Il capogruppo del Partito Democratico Alessio Manica ha interpellato il presidente Fugatti in Aula per chiedere un aggiornamento sull'ipotesi della galleria sotto il Monte Baldo: "Per decenni è stato tra i cavalli di battaglia della Lega del Trentino". Il governatore: "Non ci sono al momento prospettive certe in ordine alla programmazione dell’opera"
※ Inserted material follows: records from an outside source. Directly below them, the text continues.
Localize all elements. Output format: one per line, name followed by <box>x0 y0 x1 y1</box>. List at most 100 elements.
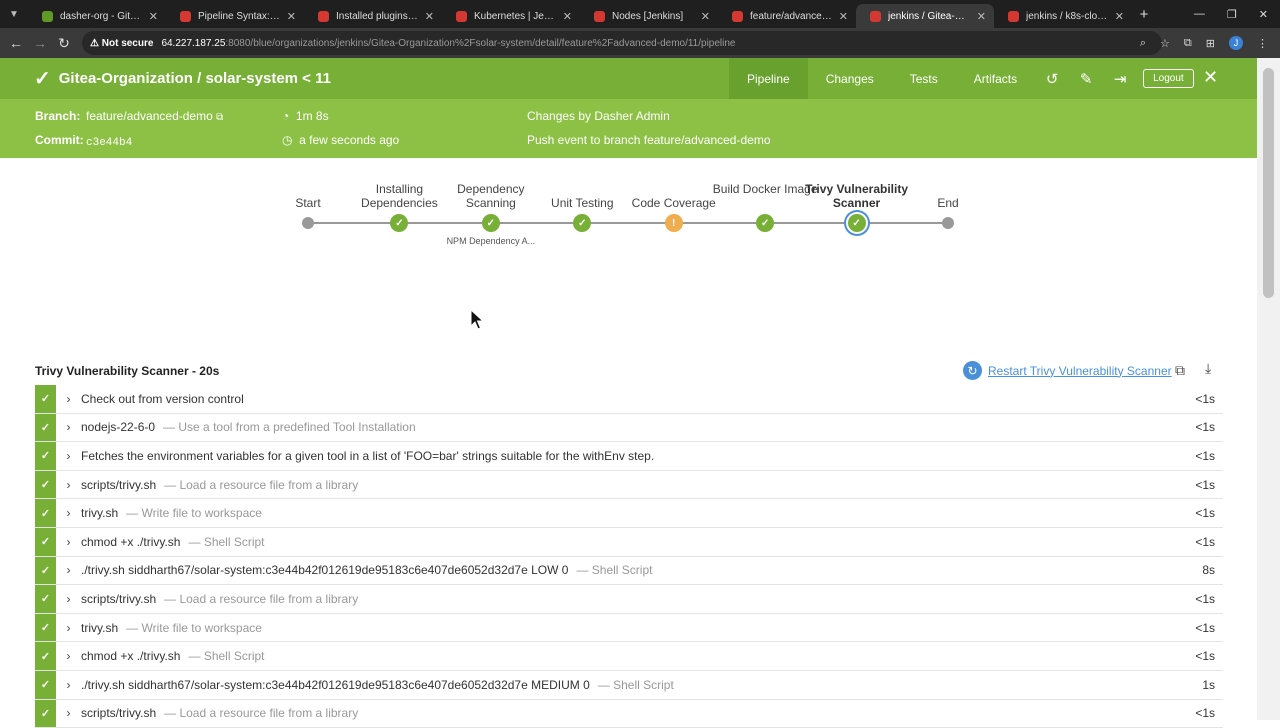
step-row[interactable]: ✓ › trivy.sh — Write file to workspace <1s <box>35 613 1223 643</box>
not-secure-badge[interactable]: ⚠ Not secure <box>90 38 153 49</box>
exit-classic-icon[interactable]: ⇥ <box>1103 70 1137 88</box>
stage-unstable-icon[interactable]: ! <box>664 214 683 232</box>
chevron-right-icon[interactable]: › <box>56 621 81 635</box>
tab-close-icon[interactable]: ✕ <box>425 10 434 23</box>
chevron-right-icon[interactable]: › <box>56 649 81 663</box>
tab-close-icon[interactable]: ✕ <box>701 10 710 23</box>
commit-label: Commit: <box>35 133 84 147</box>
back-icon[interactable]: ← <box>4 35 28 51</box>
step-row[interactable]: ✓ › Fetches the environment variables for … <box>35 442 1223 471</box>
extension-icon[interactable]: ⧉ <box>1184 37 1192 50</box>
tab-close-icon[interactable]: ✕ <box>149 10 158 23</box>
stage-label[interactable]: Code Coverage <box>614 196 734 210</box>
step-row[interactable]: ✓ › chmod +x ./trivy.sh — Shell Script <1s <box>35 642 1223 671</box>
branch-link[interactable]: feature/advanced-demo <box>86 109 213 123</box>
browser-tab[interactable]: Pipeline Syntax: Directive ✕ <box>166 4 304 28</box>
tab-close-icon[interactable]: ✕ <box>839 10 848 23</box>
step-duration: <1s <box>1195 448 1215 463</box>
browser-tab[interactable]: feature/advanced-demo ✕ <box>718 4 856 28</box>
tab-search-icon[interactable]: ▼ <box>0 0 28 28</box>
run-back-chevron-icon[interactable]: < <box>302 70 311 87</box>
page-scrollbar[interactable] <box>1257 58 1280 720</box>
forward-icon[interactable]: → <box>28 35 52 51</box>
browser-tab[interactable]: Nodes [Jenkins] ✕ <box>580 4 718 28</box>
browser-tab[interactable]: jenkins / Gitea-Organizati ✕ <box>856 4 994 28</box>
step-row[interactable]: ✓ › chmod +x ./trivy.sh — Shell Script <1s <box>35 527 1223 557</box>
restart-stage-link[interactable]: ↻ Restart Trivy Vulnerability Scanner <box>963 361 1172 380</box>
chevron-right-icon[interactable]: › <box>56 706 81 720</box>
step-description: — Write file to workspace <box>126 620 262 635</box>
chevron-right-icon[interactable]: › <box>56 478 81 492</box>
stage-success-icon[interactable]: ✓ <box>481 214 500 232</box>
restore-icon[interactable]: ❐ <box>1227 8 1237 21</box>
profile-avatar[interactable]: J <box>1229 36 1243 50</box>
step-row[interactable]: ✓ › trivy.sh — Write file to workspace <1s <box>35 499 1223 528</box>
step-row[interactable]: ✓ › scripts/trivy.sh — Load a resource file… <box>35 585 1223 614</box>
browser-menu-icon[interactable]: ⋮ <box>1257 37 1268 50</box>
url-input[interactable]: ⚠ Not secure 64.227.187.25:8080/blue/org… <box>82 31 1162 55</box>
step-success-icon: ✓ <box>35 527 56 556</box>
tab-close-icon[interactable]: ✕ <box>977 10 986 23</box>
tab-close-icon[interactable]: ✕ <box>1115 10 1124 23</box>
edit-pencil-icon[interactable]: ✎ <box>1069 70 1103 88</box>
step-name: chmod +x ./trivy.sh <box>81 534 181 549</box>
step-row[interactable]: ✓ › scripts/trivy.sh — Load a resource file… <box>35 699 1223 728</box>
stage-success-icon[interactable]: ✓ <box>756 214 775 232</box>
external-link-icon[interactable]: ⧉ <box>216 112 223 123</box>
chevron-right-icon[interactable]: › <box>56 592 81 606</box>
step-row[interactable]: ✓ › ./trivy.sh siddharth67/solar-system:c3… <box>35 556 1223 586</box>
step-duration: <1s <box>1195 591 1215 606</box>
bookmark-star-icon[interactable]: ☆ <box>1160 37 1170 50</box>
step-name: ./trivy.sh siddharth67/solar-system:c3e4… <box>81 677 590 692</box>
reload-icon[interactable]: ↻ <box>52 35 76 52</box>
step-duration: <1s <box>1195 477 1215 492</box>
step-description: — Load a resource file from a library <box>164 477 359 492</box>
zoom-icon[interactable]: ⌕ <box>1140 37 1146 50</box>
steps-list: ✓ › Check out from version control <1s ✓ › nod… <box>35 385 1223 728</box>
chevron-right-icon[interactable]: › <box>56 563 81 577</box>
stage-success-icon[interactable]: ✓ <box>847 214 866 232</box>
run-cause: Push event to branch feature/advanced-de… <box>527 133 771 147</box>
rerun-icon[interactable]: ↺ <box>1035 70 1069 88</box>
run-meta: Branch: feature/advanced-demo ⧉ Commit: … <box>0 99 1257 158</box>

TRENTO. Se per la Valdastico si è tornati indietro più o meno di 10 anni con l'uscita che è stata riposizionata, sulla carta, a Trento Sud (Qui articolo), tramonta o quasi l'idea del tunnel del Monte Baldo per collegare Avio e Malcesine. Questo quanto emerge dal dibattito in Aula.

 

E' stato il capogruppo del Partito Democratico, Alessio Manica, a chiedere un aggiornamento alla Provincia sullo stato di attuazione del tunnel di collegamento tra Avio e Malcesine.

 

"Si discute di quest'opera fin dagli Anni ’80", commenta Manica. "Per decenni è stato tra i cavalli di battaglia della Lega del Trentino".

 

Un'ipotesi balzata nuovamente nelle agende un paio di anni fa (Qui articolo). C'è stato anche un incontro informale tra il presidente della Provincia, Maurizio Fugatti, i sindaci di Malcesine, Torri e Brenzone per il veronese, di Ala e Avio, per il trentino, e la vice presidente della Regione Veneto, Elisa De Berti (Qui articolo).

 

Una galleria sotto il Monte Baldo per collegare la bassa Vallagarina al Garda da quattro corsie per il trasporto su gomma mentre c'è il ballo la proposta di inserire la montagna nell'elenco del patrimonio Unesco. Un appuntamento per delineare l'opera dai costi potenziali che si aggirerebbero almeno 900 milioni di euro e studio di fattibilità che verrebbe preparato dall’Autobrennero anche perché il tunnel partirebbe in corrispondenza del casello dell’A22 di Ala - Avio e prevedrebbe una galleria a canna doppia per questioni di sicurezza.

 

Dal 2023 al 2026 nulla si è mosso per un'opera dalla dubbia utilità e sostenibilità, soprattutto complessissima. Quest'ultimo aspetto è stato evidenziato in Aula dal governatore.

 

Il presidente Fugatti ha spiegato che il collegamento è stato oggetto di una sommaria valutazione di fattibilità negli anni, in virtù della sua valenza.

 

"Il quadro emerso è complesso, per l’estensione del tunnel, circa 11 chilometri", specifica Fugatti. "Non secondario anche l’importo dell’investimento che si aggira in circa un miliardo di euro".

 

Analogamente anche l’ipotesi di tunnel ferroviario, "che conterebbe tra l’altro una minor capillarità distributiva e non produrrebbe migliorie sulla viabilità pubblica".

 

In conclusione, Fugatti ha confermato che "non ci sono al momento prospettive certe in ordine alla programmazione dell’opera". Insomma, per ora non c'è nulla.